Iranian rial drops to weakest ever level versus dollar

Iranian rial drops to weakest ever level versus dollar
Away from the bad news about the rial, some Iranian officials preferred to talk about the arrival of the Iranian-flagged Golsan cargo ship in Venezuelan waters. It is delivering foodstuff shipments as an act of solidarity with another US-sanctions-hit nation. / Fars news ag.
By bne IntelIiNews June 22, 2020

The Iranian rial on June 22 dropped to its lowest ever value against the dollar, with foreign exchange shops on the unofficial market briefly trading it at 200,000 per USD. It ended the day at 198,400.

The Associated Press reported that officials were warning exporters to bring their hard currency earnings home from abroad. The country’s commerce ministry warned that it would revoke export licences for those who failed to comply with the instruction, while the Iranian central bank said it would publish the names of violators.

The combination of crushing sanctions imposed on Tehran by the US Trump administration for the past two years and the added economic difficulties brought about by the coronavirus (COVID-19) crisis—figures show Iran could be experiencing a second wave of infections after restrictions on economic activity were eased partly to help the country out of its worsening economic tight spot—appear to have taken a fresh toll on the Iranian rial (IRR), a currency that was trading at around 32,000 to the USD in 2015 when Iran signed the nuclear deal with six world powers.

With the coronavirus pandemic hitting demand for energy and causing oil prices to collapse, Iran has struggled to sell crude, a challenge even before the COVID-19 crisis as the US has been attempting to drive its oil shipments to zero as part of its “maximum pressure” policy against the Iranians aimed at forcing Tehran to agree a far stricter nuclear deal that would greatly curtail Iran’s influence in Middle East affairs.

Oil revenues ‘at $8bn’

Last week, Iran's Senior Vice President Eshaq Jahangiri said Iran’s oil revenues have plummeted to $8bn from $100bn in 2011, although there remains the possibility that he was not including grey market sales that Tehran does not want to draw attention to.

Iranian companies reportedly export non-oil products with a value of more than $40bn a year. Officials say around half of that money stays abroad.

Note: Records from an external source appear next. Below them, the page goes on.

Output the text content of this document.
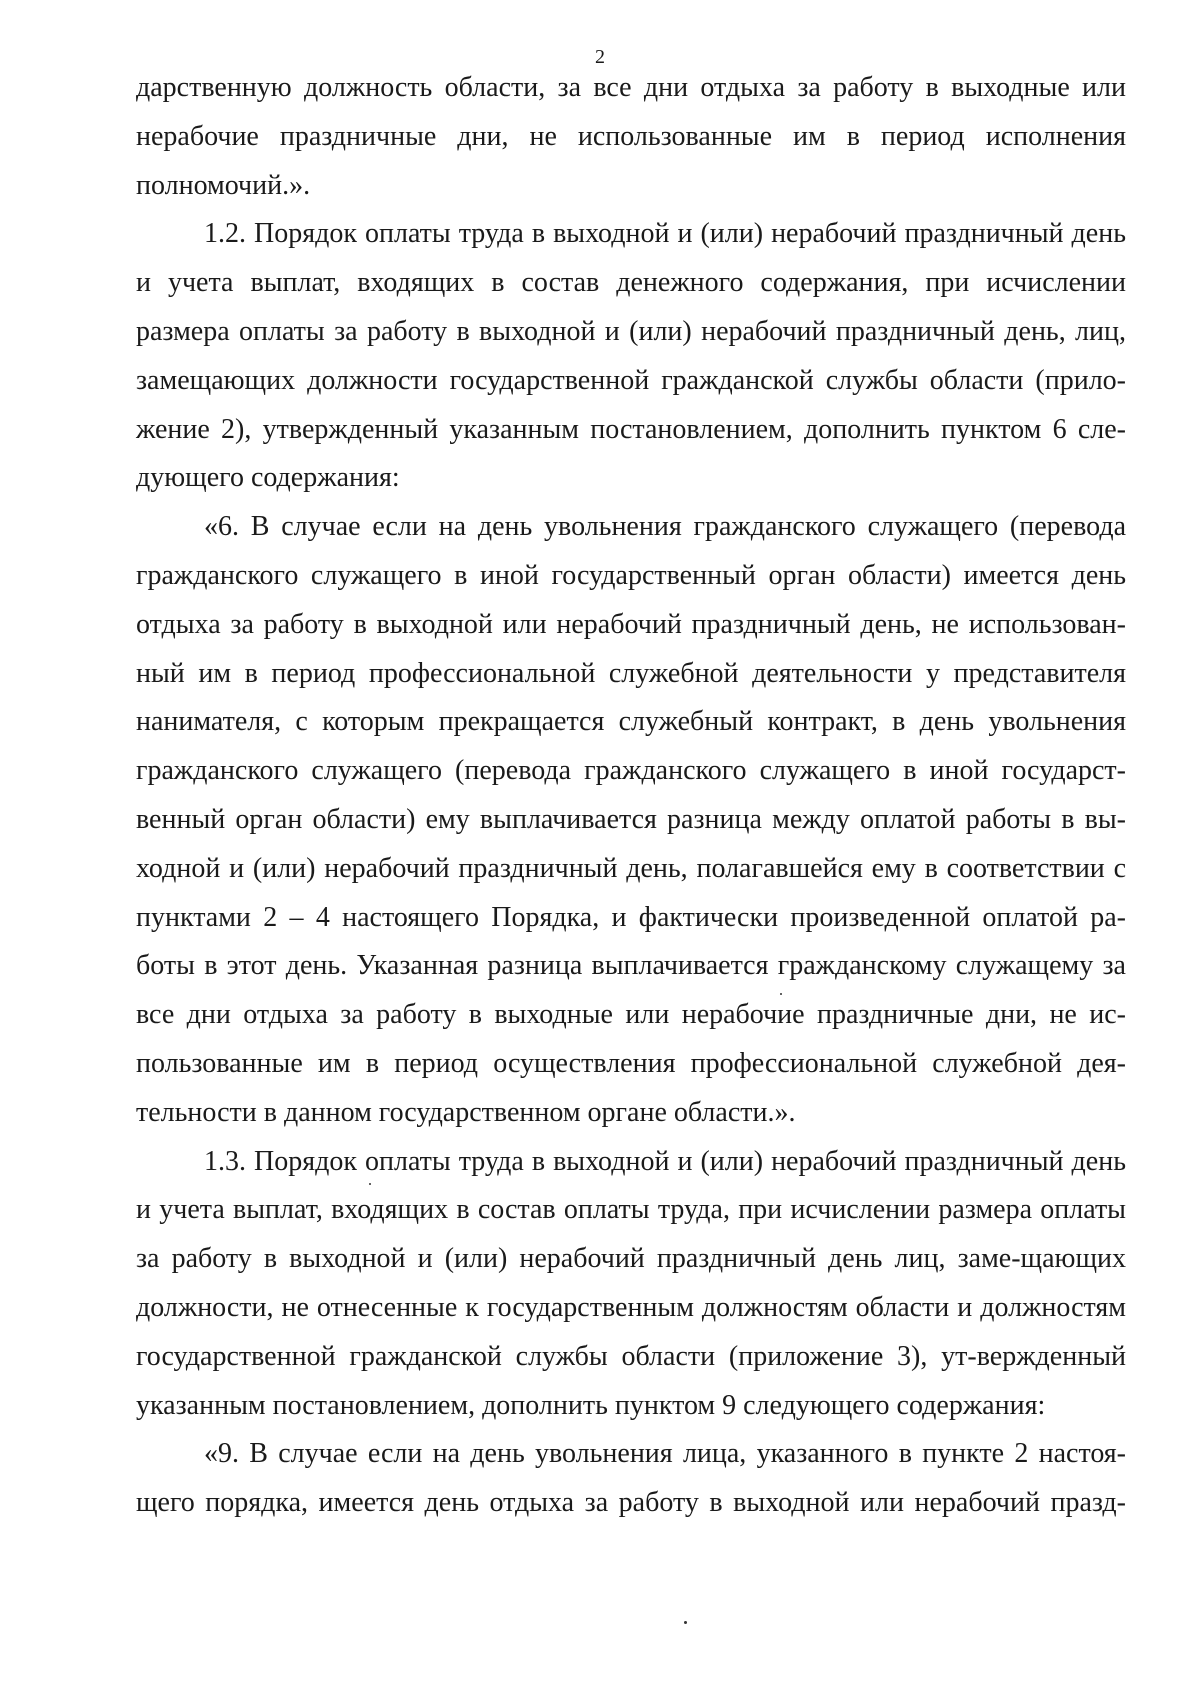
2

дарственную должность области, за все дни отдыха за работу в выходные или нерабочие праздничные дни, не использованные им в период исполнения полномочий.».

1.2. Порядок оплаты труда в выходной и (или) нерабочий праздничный день и учета выплат, входящих в состав денежного содержания, при исчислении размера оплаты за работу в выходной и (или) нерабочий праздничный день, лиц, замещающих должности государственной гражданской службы области (прило-жение 2), утвержденный указанным постановлением, дополнить пунктом 6 сле-дующего содержания:

«6. В случае если на день увольнения гражданского служащего (перевода гражданского служащего в иной государственный орган области) имеется день отдыха за работу в выходной или нерабочий праздничный день, не использован-ный им в период профессиональной служебной деятельности у представителя нанимателя, с которым прекращается служебный контракт, в день увольнения гражданского служащего (перевода гражданского служащего в иной государст-венный орган области) ему выплачивается разница между оплатой работы в вы-ходной и (или) нерабочий праздничный день, полагавшейся ему в соответствии с пунктами 2 – 4 настоящего Порядка, и фактически произведенной оплатой ра-боты в этот день. Указанная разница выплачивается гражданскому служащему за все дни отдыха за работу в выходные или нерабочие праздничные дни, не ис-пользованные им в период осуществления профессиональной служебной дея-тельности в данном государственном органе области.».

1.3. Порядок оплаты труда в выходной и (или) нерабочий праздничный день и учета выплат, входящих в состав оплаты труда, при исчислении размера оплаты за работу в выходной и (или) нерабочий праздничный день лиц, заме-щающих должности, не отнесенные к государственным должностям области и должностям государственной гражданской службы области (приложение 3), ут-вержденный указанным постановлением, дополнить пунктом 9 следующего содержания:

«9. В случае если на день увольнения лица, указанного в пункте 2 настоя-щего порядка, имеется день отдыха за работу в выходной или нерабочий празд-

Separately, an Iranian cargo ship carrying food has docked in Venezuela’s capital, Caracas, Iranian state news agency IRNA reported on June 22.

The South American nation, like Iran under the cosh from US sanctions, is suffering a scarcity of basic goods and Tehran clearly sees coming to its aid is a useful way of poking Washington in the eye. Lately, Iran sent a flotilla of fuel-laden tankers to Venezuela to ease the country’s critical shortage of gasoline.

The foodstuffs would be used to stock the first Iranian supermarket in Venezuela, Iran's Embassy in Caracas tweeted on June 20. It added that the delivery would mark “another success in friendly and fraternal relations between two countries”.

Iran has also provided Venezuela with key ingredients needed to restart sanctions-hit refineries and resume producing its own gasoline.

Washington has cautioned governments, seaports, shippers and insurers that they could face measures if they aid Iranian tankers shipping fuel to Venezuela.